The nurse is assessing the external fetal monitor and notes the following: FHR of 175 bpm, decrease in variability, and late decelerations. Which action should the nurse prioritize at this time?

*have the client change position* Fetal tachycardia, decreased variability, and late decelerations are possible indications of cord compression. The first step is to ask the client to change position to see if that will take the pressure off the cord. The health care provider should be notified, especially if a change of position is ineffective. The nurse should continue to monitor the pattern continuously until the situation is changed and to evaluate the effectiveness of interventions. This could be an ominous sign indicating the need for further interventions to include cesarean delivery.

A nurse is caring for a client in her fourth stage of labor. Which assessment(s) indicates a normal physiologic change occurring during the fourth stage of labor? Select all that apply.

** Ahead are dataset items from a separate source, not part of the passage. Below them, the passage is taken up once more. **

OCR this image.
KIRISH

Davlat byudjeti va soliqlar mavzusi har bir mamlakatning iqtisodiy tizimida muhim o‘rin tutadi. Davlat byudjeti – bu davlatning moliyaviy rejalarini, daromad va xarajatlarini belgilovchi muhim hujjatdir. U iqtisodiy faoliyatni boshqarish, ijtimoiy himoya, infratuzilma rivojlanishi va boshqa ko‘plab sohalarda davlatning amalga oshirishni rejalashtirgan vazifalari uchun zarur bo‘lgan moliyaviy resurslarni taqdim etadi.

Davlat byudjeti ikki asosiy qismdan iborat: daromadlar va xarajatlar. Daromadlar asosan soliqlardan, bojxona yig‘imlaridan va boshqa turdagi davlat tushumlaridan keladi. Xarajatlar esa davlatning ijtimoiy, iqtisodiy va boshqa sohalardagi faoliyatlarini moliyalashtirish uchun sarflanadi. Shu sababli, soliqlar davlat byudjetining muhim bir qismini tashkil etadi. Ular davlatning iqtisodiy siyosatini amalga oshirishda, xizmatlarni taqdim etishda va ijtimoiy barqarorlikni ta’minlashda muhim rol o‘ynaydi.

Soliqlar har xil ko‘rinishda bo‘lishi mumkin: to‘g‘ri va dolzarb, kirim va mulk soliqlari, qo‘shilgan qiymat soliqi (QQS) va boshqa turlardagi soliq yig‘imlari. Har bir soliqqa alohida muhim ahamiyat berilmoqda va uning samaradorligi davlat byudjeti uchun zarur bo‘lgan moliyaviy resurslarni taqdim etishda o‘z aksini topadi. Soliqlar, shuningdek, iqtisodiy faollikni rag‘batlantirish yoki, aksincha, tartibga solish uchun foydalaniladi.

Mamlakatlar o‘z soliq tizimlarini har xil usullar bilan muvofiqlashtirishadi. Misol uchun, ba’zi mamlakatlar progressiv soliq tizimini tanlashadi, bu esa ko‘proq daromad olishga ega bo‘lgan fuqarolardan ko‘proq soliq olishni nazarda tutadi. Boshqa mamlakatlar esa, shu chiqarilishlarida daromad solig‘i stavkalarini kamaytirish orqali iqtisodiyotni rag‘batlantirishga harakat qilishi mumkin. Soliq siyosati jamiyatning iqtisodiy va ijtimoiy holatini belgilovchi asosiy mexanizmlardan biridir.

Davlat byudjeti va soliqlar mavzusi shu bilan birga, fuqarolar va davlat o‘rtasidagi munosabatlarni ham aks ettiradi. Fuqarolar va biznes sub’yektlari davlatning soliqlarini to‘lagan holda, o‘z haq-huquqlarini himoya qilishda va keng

mild uterine cramping and shivering well-contracted uterus in the midline decreased intra-abdominal pressure decrease in the pulse rate The normal physiologic changes for which a nurse should assess during the fourth stage of labor are a well-contracted uterus in the midline of the abdomen, mild cramping pain and generalized shivering, decreased intra-abdominal pressure, and a stable blood pressure within normal limits. The pulse is usually typically slower than during labor. This may be associated with a decrease in blood volume following placental separation. An elevated pulse rate may be an early sign of blood loss.